The coronavirus will accelerate the changes to the wealth management industry predicted by McKinsey & Co.

It’s hard to think about how any business will be operating in 10 years when coronavirus is so dramatically disrupting our daily lives, and the economies and markets around the world. Advisors are already strained answering many more calls from clients. If the crisis continues for months, some advisors won’t be able to survive sustained reductions in portfolios that will cause dramatic drops in AUM revenue.

Yet for those advisory firms that endure the storm, planning for the long term, as most advisors tell their clients to do, will position themselves in a business that was expected to undergo significant changes even before the coronavirus hit. A McKinsey & Co. report, “On the cusp of change: North American wealth management in 2030,” provides many ideas on what may be in store and how advisory firms will want to refocus their businesses. Some trends in the report, released in January, will accelerate as consumers adjust to the longer-term impacts that the COVID-19 crisis created.

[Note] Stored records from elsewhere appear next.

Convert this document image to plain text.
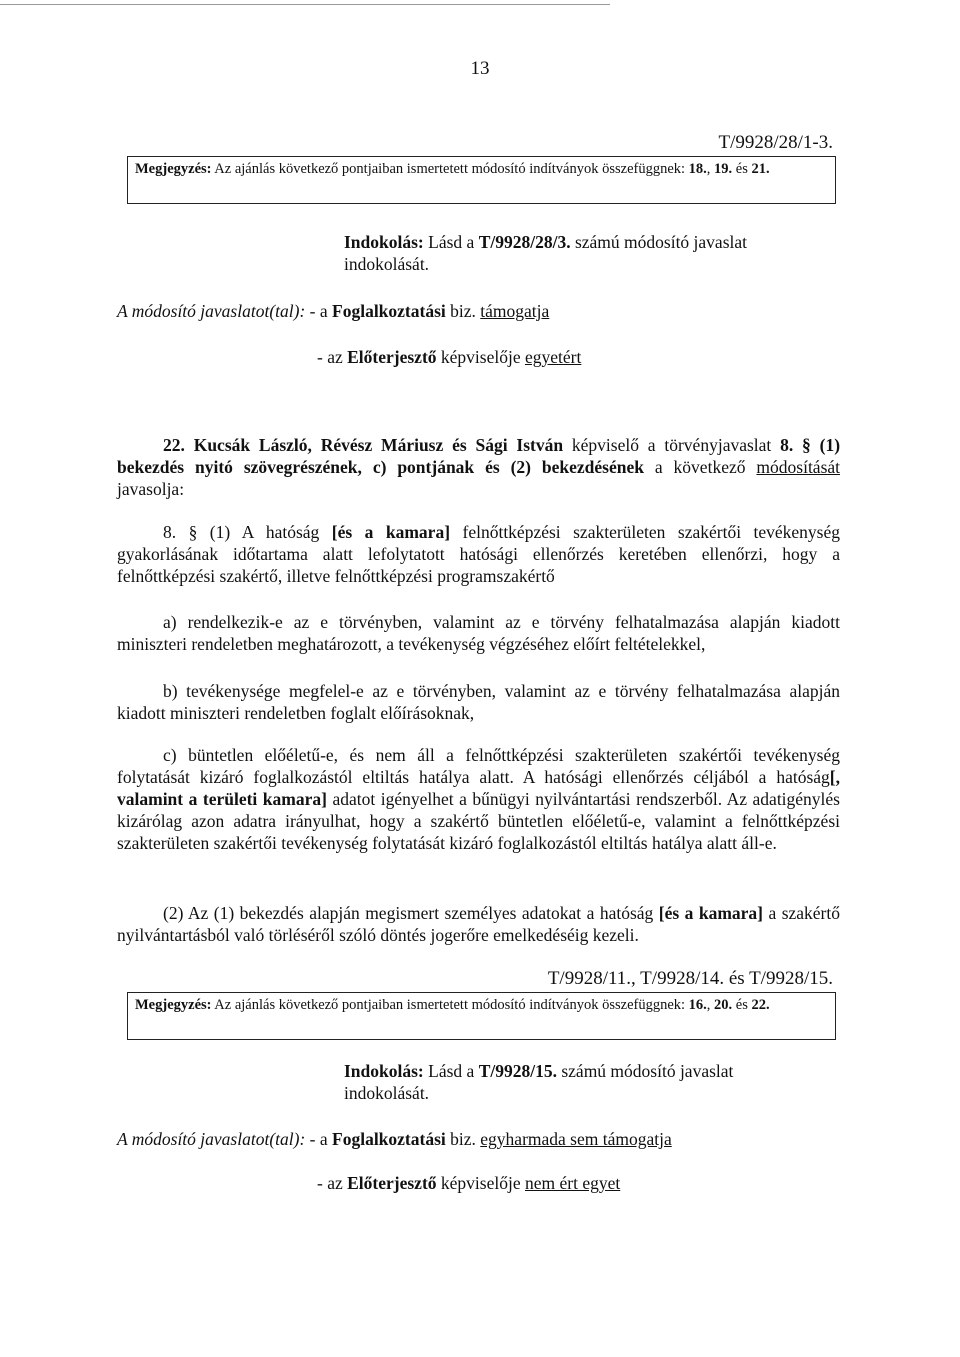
13
T/9928/28/1-3.
Megjegyzés: Az ajánlás következő pontjaiban ismertetett módosító indítványok összefüggnek: 18., 19. és 21.
Indokolás: Lásd a T/9928/28/3. számú módosító javaslat
indokolását.
A módosító javaslatot(tal): - a Foglalkoztatási biz. támogatja
- az Előterjesztő képviselője egyetért
22. Kucsák László, Révész Máriusz és Sági István képviselő a törvényjavaslat 8. § (1) bekezdés nyitó szövegrészének, c) pontjának és (2) bekezdésének a következő módosítását javasolja:
8. § (1) A hatóság [és a kamara] felnőttképzési szakterületen szakértői tevékenység gyakorlásának időtartama alatt lefolytatott hatósági ellenőrzés keretében ellenőrzi, hogy a felnőttképzési szakértő, illetve felnőttképzési programszakértő
a) rendelkezik-e az e törvényben, valamint az e törvény felhatalmazása alapján kiadott miniszteri rendeletben meghatározott, a tevékenység végzéséhez előírt feltételekkel,
b) tevékenysége megfelel-e az e törvényben, valamint az e törvény felhatalmazása alapján kiadott miniszteri rendeletben foglalt előírásoknak,
c) büntetlen előéletű-e, és nem áll a felnőttképzési szakterületen szakértői tevékenység folytatását kizáró foglalkozástól eltiltás hatálya alatt. A hatósági ellenőrzés céljából a hatóság[, valamint a területi kamara] adatot igényelhet a bűnügyi nyilvántartási rendszerből. Az adatigénylés kizárólag azon adatra irányulhat, hogy a szakértő büntetlen előéletű-e, valamint a felnőttképzési szakterületen szakértői tevékenység folytatását kizáró foglalkozástól eltiltás hatálya alatt áll-e.
(2) Az (1) bekezdés alapján megismert személyes adatokat a hatóság [és a kamara] a szakértő nyilvántartásból való törléséről szóló döntés jogerőre emelkedéséig kezeli.
T/9928/11., T/9928/14. és T/9928/15.
Megjegyzés: Az ajánlás következő pontjaiban ismertetett módosító indítványok összefüggnek: 16., 20. és 22.
Indokolás: Lásd a T/9928/15. számú módosító javaslat
indokolását.
A módosító javaslatot(tal): - a Foglalkoztatási biz. egyharmada sem támogatja
- az Előterjesztő képviselője nem ért egyet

According to the report, in 2030 the wealth management industry will offer hyper-personalized advice that is much more goal-based than it is today. The number of clients will grow at unprecedented rates, with a handful of very large wealth managers attempting to serve “everyone” and the rest providing “exclusive” service to high-net-worth clients. About half of advisors across all channels in wealth management will be women and 40% will be minorities, up from 33% and 20%, respectively, today, the report predicts, and advisors will be more like life coaches than investment managers.

On March 20, I interviewed two of the report’s co-authors, Jill Zucker, a McKinsey senior partner who runs the firm’s New York office and previously led its wealth management practice in North America, and Vlad Golyk, an associate partner in New York who conducts surveys of the wealth management industry. Although Zucker and Golyk said they hadn’t assessed how the coronavirus would affect their findings, their views of the long-term prospects for wealth management are still very relevant and insightful. (McKinsey has published some other research about how the coronavirus is affecting the wealth management industry in Asia, as well as other pieces on how to provide leadership during the crisis.)

The report predicts that most new wealth management clients, “will want to access advice in a Netflix-style model – that is, data-driven, hyper-personalized, continuous, and, potentially, by subscription.”

“We really mean thinking about an audience of one,” Zucker said. “Marketers have really begun to narrow their focus and think about offerings that are very personalized for each individual consumer, and we are seeing that across industries. We believe that will come to wealth management.” She added in-person advice won’t disappear; more than 80% of clients still want advice delivered by a human, at least part of the time.